O mesmo, no entanto, não poderá ser
dito de seus pobres donos. Muitos deles, especialmente os mais velhos,
desenvolveram com seus mascotes eletrônicos uma relação mais intensa do que
normalmente se dá com traquitanas computadorizadas. Para alguns, suas máquinas
ganharam vida própria.
É fácil julgar esses usuários. Um
robô é mais cômodo e conveniente do que um animalzinho, da mesma forma que um
cão ou gato é mais cômodo e conveniente do que uma criança. A realidade, no
entanto, é mais complicada e sutil. Por demandarem um longo período de
treinamento e adaptação, os bonecos, como os mascotes vivos, criam em seus
donos uma forma de dependência psicológica. Por mais que as necessidades e
demandas de um aparelho digital sejam construídas, a relação emocional entre
pessoas e objetos é mais comum do que se imagina. Ela se dá nos telefones que
são customizados com capinhas, protetores de tela e diversos aplicativos e
configurações, dando a seus usuários um trabalho que uma TV, uma máquina de
lavar ou um liquidificador jamais ousariam.
É uma relação delicada. Quando dá
certo, ela oferece a seus donos um ombro amigo, mesmo que artificial, para que
frustrações com relação a um mundo exterior cada vez mais frio e competitivo
sejam desabafadas.

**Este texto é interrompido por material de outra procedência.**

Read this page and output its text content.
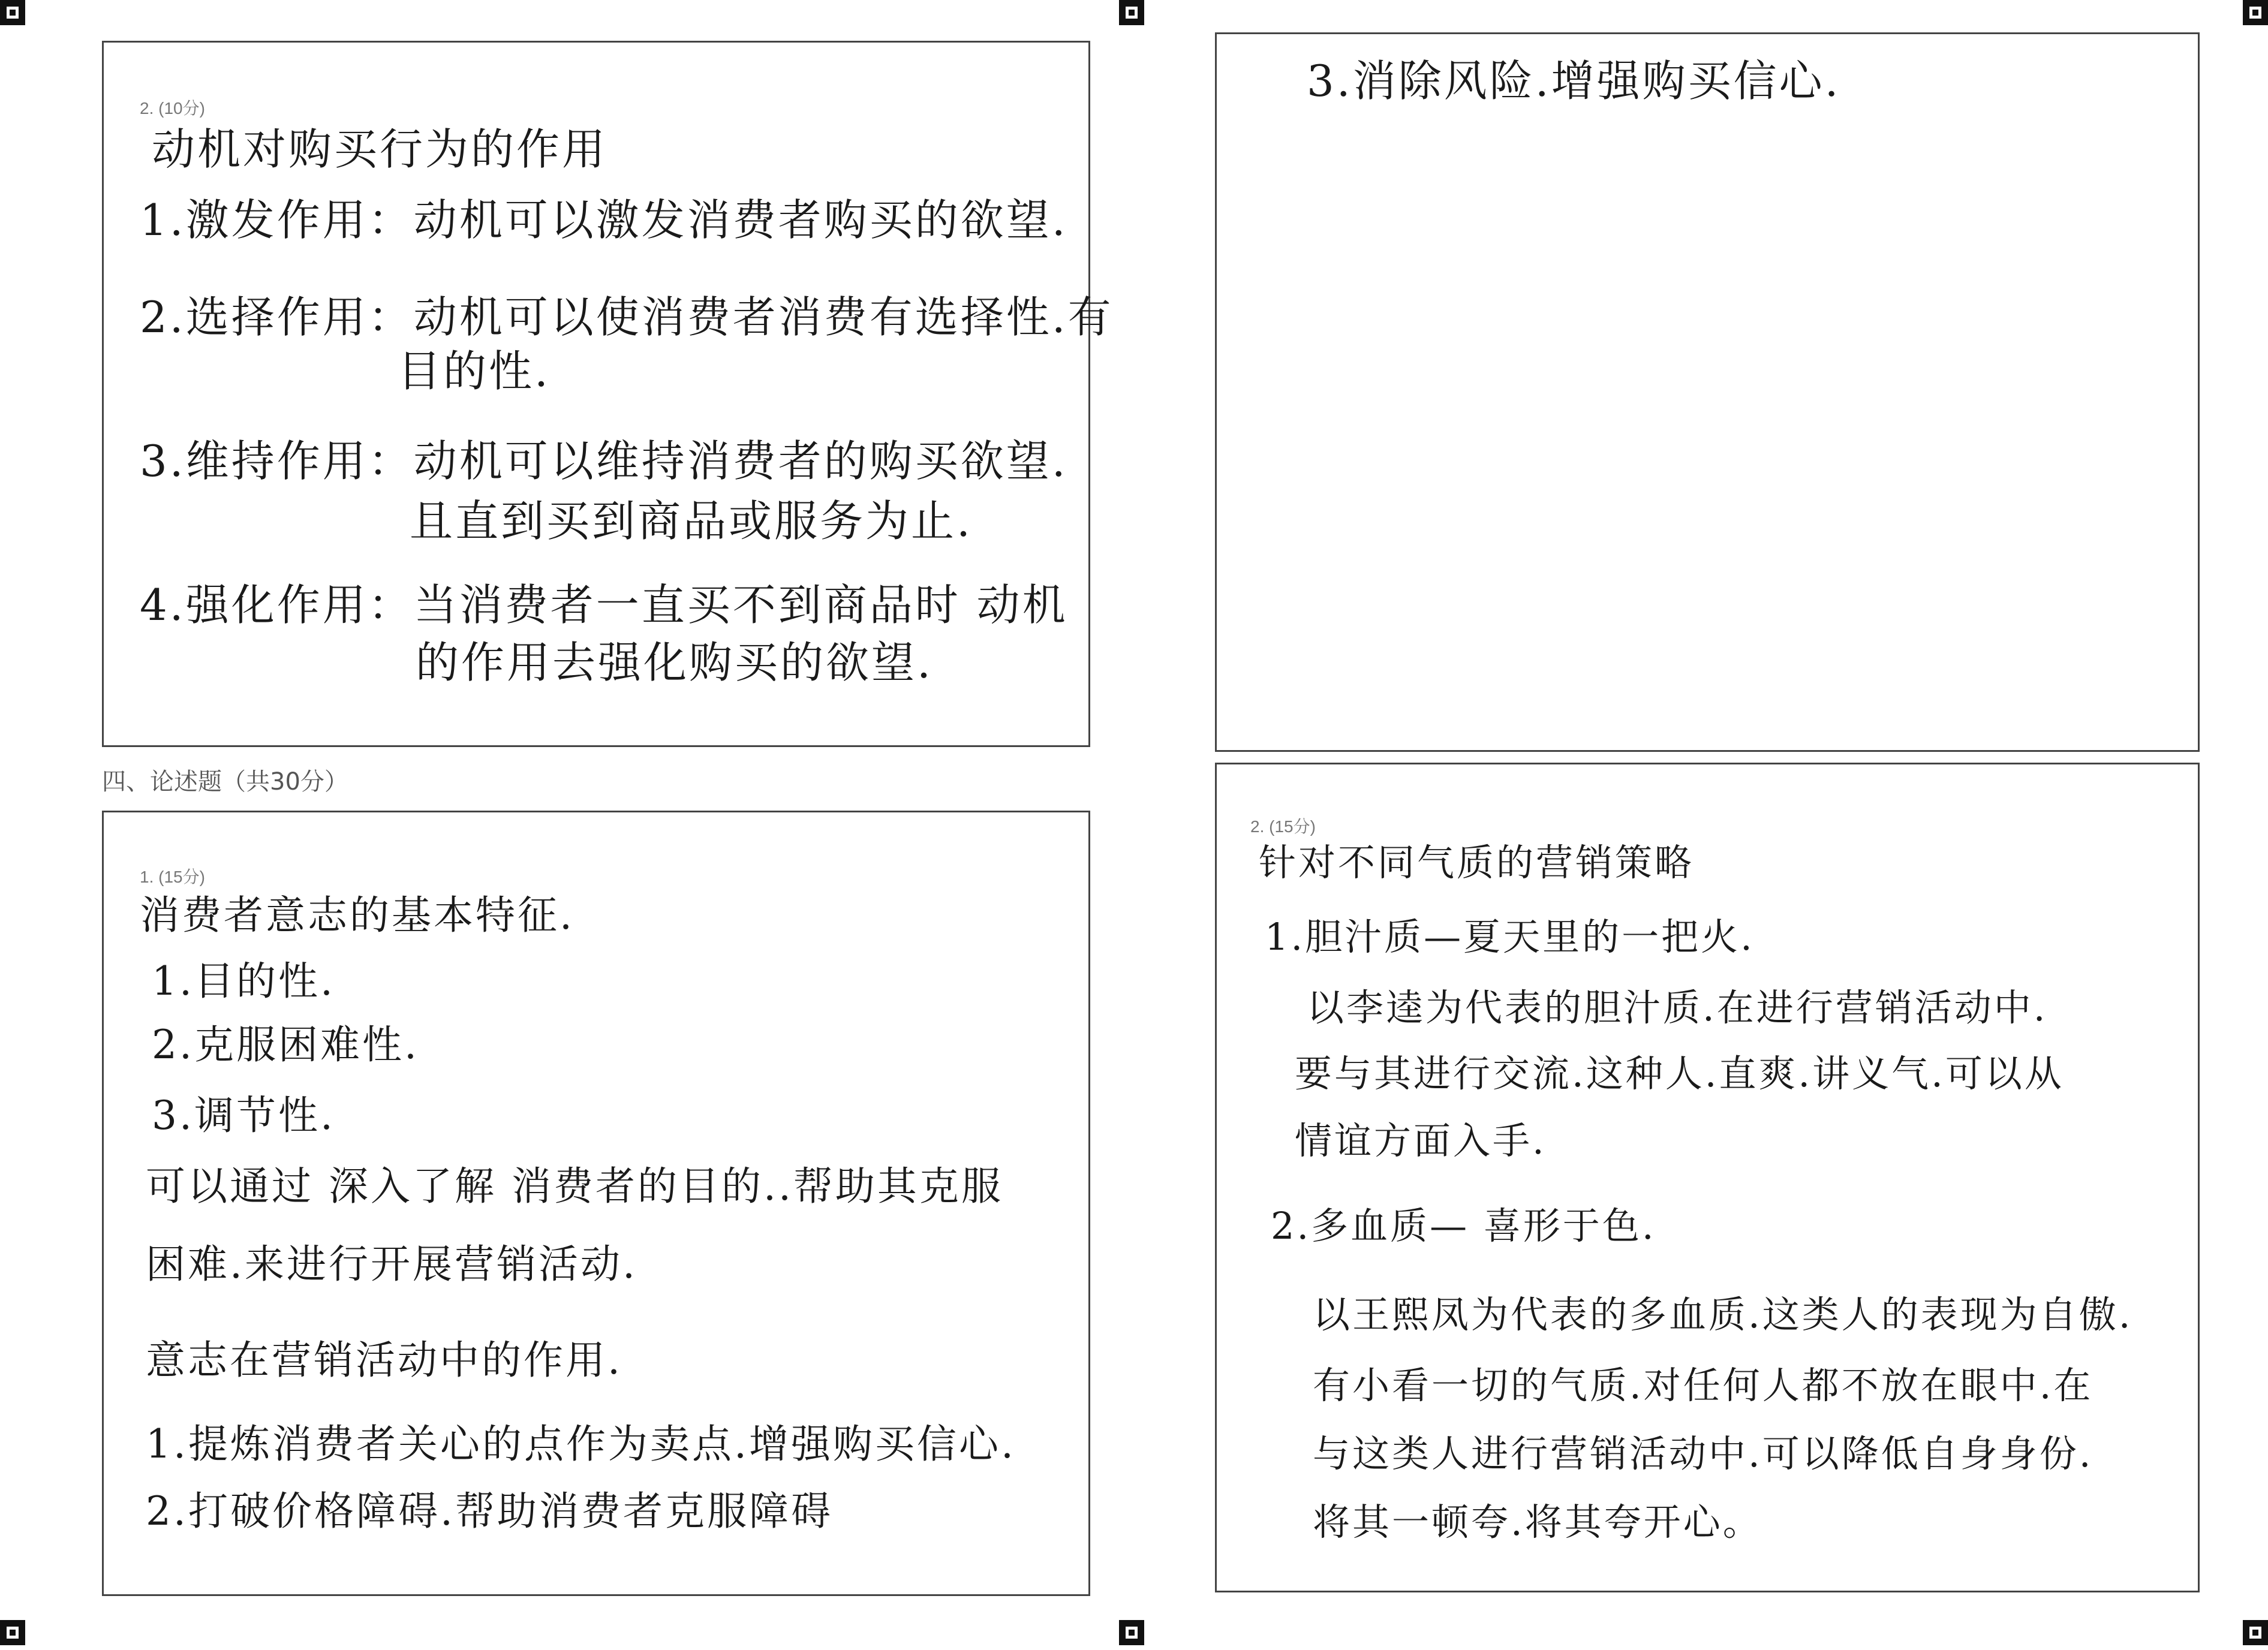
2. (10分)
动机对购买行为的作用
1.激发作用：动机可以激发消费者购买的欲望.
2.选择作用：动机可以使消费者消费有选择性.有
目的性.
3.维持作用：动机可以维持消费者的购买欲望.
且直到买到商品或服务为止.
4.强化作用：当消费者一直买不到商品时 动机
的作用去强化购买的欲望.
3.消除风险.增强购买信心.
四、论述题（共30分）
1. (15分)
消费者意志的基本特征.
1.目的性.
2.克服困难性.
3.调节性.
可以通过 深入了解 消费者的目的..帮助其克服
困难.来进行开展营销活动.
意志在营销活动中的作用.
1.提炼消费者关心的点作为卖点.增强购买信心.
2.打破价格障碍.帮助消费者克服障碍
2. (15分)
针对不同气质的营销策略
1.胆汁质—夏天里的一把火.
以李逵为代表的胆汁质.在进行营销活动中.
要与其进行交流.这种人.直爽.讲义气.可以从
情谊方面入手.
2.多血质— 喜形于色.
以王熙凤为代表的多血质.这类人的表现为自傲.
有小看一切的气质.对任何人都不放在眼中.在
与这类人进行营销活动中.可以降低自身身份.
将其一顿夸.将其夸开心。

Em sociedades extremamente agressivas, como as do Japão e de
Cingapura, em que mostrar qualquer fragilidade (em casos mais extremos, até
procurar ajuda psicológica) é considerado sinônimo de fraqueza, esses
tamagotchis - vivos ou não - são válvulas de escape possíveis. O mesmo se dá
para os espaços sociais agressivos e isolados em que um número cada vez maior
de jovens é obrigado a viver, abandonados pelos pais e oprimidos pelo grupo.
AIBO é mais do que um brinquedo.
Como várias "loucuras" que mal deixaram o Japão, o cãozinho é pouco
conhecido no Ocidente. Acrônimo para Robô de Inteligência Artificial e homônimo
para "amigo" ou "parceiro" em japonês, os últimos aibos
eram capazes de falar mais de mil palavras, compreender mais de cem e se
exprimir em mais de 60 estados emocionais. Os mais empáticos podiam ver o mundo
de seu ponto de vista através de uma câmara embutida na cabeça do cãozinho.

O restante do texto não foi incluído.